Continua lo «scontro» su Rossi. Oggi il cda sulla trimestrale Migliorano i conti TiMedia

da Milano

Telefonica entra in Telco, la holding che controllerà Telecom, ma il suo investimento «comporta una visione e una prospettiva strategica». Quindi «le parti considereranno in modo favorevole ogni iniziativa strategica che Telecom e Telefonica potranno portare avanti in autonomia e indipendenza». Lo dice il patto sottoscritto dai nuovi soci della holding che controllerà il 23,6% del gruppo di tlc (con Generali al 28,1%, Mediobanca e Intesa al 10,6%, Benetton all’8,4% e appunto, Telefonica al 42,3%) e reso pubblico ieri.
Come noto Telefonica sta per staccare un assegno da 2,3 miliardi per la sua quota in Telco. E, come si ha conferma leggendo il patto non avrà molto peso nella governance: avrà 4 consiglieri su 10 e il vicepresidente, e sarà titolare di azioni di tipo «B», con gli stessi diritti patrimoniali di quelle di tipo «A» degli italiani, ma con una serie di limitazioni nella crescita nel capitale. A fronte di questo tipo di governance in Telco, Telefonica ha almeno ottenuto di essere considerata un partner strategico per Telecom. Anche se la dichiarazione che si legge nel patto è più un principio che un vincolo.
Gli spagnoli, in vista del closing dell’operazione, si sono tutelati nei confronti dell’Antitrust: se le autorità gli dovessero imporre cessioni, avranno il diritto di chiedere una scissione non proporzionale in modo da avere le azioni Telecom corrispondenti alla partecipazione posseduta (poco meno del 10% del capitale ordinario). Stessa facoltà avranno i soci italiani nel caso gli obblighi riguardino Telecom.

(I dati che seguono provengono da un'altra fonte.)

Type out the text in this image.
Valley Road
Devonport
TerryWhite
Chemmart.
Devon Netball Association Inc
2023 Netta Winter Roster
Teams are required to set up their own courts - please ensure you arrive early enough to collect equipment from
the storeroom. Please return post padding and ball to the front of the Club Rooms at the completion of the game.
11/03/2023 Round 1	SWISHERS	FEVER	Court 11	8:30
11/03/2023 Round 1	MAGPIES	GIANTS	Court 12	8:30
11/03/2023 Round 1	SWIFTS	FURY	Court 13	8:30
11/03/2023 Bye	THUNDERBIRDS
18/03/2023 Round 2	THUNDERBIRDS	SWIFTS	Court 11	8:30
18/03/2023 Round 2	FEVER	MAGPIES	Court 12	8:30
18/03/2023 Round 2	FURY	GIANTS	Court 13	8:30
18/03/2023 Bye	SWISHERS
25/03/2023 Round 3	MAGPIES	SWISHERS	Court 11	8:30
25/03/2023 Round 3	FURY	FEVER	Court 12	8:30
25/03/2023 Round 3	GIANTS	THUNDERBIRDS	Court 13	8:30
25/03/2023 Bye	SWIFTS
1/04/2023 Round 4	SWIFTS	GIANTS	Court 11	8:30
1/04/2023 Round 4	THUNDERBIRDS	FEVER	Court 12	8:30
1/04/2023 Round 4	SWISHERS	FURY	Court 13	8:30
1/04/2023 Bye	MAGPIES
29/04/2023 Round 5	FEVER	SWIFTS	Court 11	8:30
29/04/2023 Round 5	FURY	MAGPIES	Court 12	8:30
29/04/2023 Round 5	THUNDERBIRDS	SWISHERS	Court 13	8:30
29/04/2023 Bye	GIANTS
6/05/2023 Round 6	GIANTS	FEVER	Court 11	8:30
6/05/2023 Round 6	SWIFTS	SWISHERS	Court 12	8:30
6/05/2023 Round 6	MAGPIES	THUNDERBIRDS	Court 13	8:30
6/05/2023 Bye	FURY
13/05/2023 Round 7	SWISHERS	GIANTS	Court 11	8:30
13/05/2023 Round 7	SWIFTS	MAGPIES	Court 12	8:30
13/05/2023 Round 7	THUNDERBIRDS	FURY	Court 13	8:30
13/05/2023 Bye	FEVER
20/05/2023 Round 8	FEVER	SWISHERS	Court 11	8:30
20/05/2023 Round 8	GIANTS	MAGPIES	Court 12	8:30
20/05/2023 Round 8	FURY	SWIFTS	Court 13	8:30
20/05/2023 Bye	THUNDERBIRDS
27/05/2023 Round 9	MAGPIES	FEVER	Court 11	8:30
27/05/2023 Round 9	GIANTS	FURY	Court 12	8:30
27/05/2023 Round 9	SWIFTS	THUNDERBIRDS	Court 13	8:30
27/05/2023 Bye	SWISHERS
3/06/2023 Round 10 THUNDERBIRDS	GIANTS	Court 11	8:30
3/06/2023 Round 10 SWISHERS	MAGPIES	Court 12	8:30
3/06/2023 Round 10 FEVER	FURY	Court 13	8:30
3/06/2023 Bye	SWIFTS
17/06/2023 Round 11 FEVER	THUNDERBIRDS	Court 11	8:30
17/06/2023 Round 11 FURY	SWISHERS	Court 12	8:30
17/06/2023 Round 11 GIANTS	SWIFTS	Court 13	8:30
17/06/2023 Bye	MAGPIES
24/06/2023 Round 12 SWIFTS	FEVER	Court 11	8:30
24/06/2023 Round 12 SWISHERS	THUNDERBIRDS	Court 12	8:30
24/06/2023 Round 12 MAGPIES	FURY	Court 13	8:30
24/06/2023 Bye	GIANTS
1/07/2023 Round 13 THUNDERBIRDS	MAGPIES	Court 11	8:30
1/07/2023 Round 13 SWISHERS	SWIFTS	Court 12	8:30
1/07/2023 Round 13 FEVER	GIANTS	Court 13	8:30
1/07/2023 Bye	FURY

In vista dell’ingresso di nuovi soci in Telco, il patto precisa due cose. La prima è che i nuovi investitori non potranno essere operatori telefonici o detenere quote rilevanti in operatori di tlc. La seconda è che, in prospettiva, Telco intende tenersi le mani libere per ulteriori incrementi di quota in Telecom. Sembra essere questa la motivazione alla base dello scioglimento degli accordi di prelazione tra Olimpia e Hopa sul 2,4% del capitale. Una prelazione che verrebbe contata ai fini della soglia Opa del 30% e che, una volta eliminata, lascia maggiori margini di manovra alla Newco.
Tecnicamente l’operazione Telco si svolgerà in 5 fasi, corrispondenti ad altrettanti aumenti di capitale in Telco, necessari per far entrare i soci e per rilevare il 100% di Olimpia (con il pancia il 18% di Telecom), che non verrà immediatamente fusa con Telco, restando controllata al 100%.
Intanto il titolo continua a scendere in Borsa: ieri -0,4% a 2,11, e oggi è in calendario il cda sui conti dei primi tre mesi. Mentre ieri è stata la volta di TiMedia (che controlla La7), che ha chiuo i tre mesi con 19 milioni di «rosso» (meno dei 26,3 del 2006), ma con ricavi in crescita del 31% per la pubblicità (+15,8%) e il digitale terrestre (+132%).
In vista del futuro continua il confronto tra le banche sul management. Con particolare riferimento alla scelta di cambiare o meno il presidente Pasquale Pistorio richiamando Guido Rossi. Una strada che sembra essere in salita, registrandosi diversi contrasti sia all’interno di Mediobanca, sia tra Mediobanca e Intesa.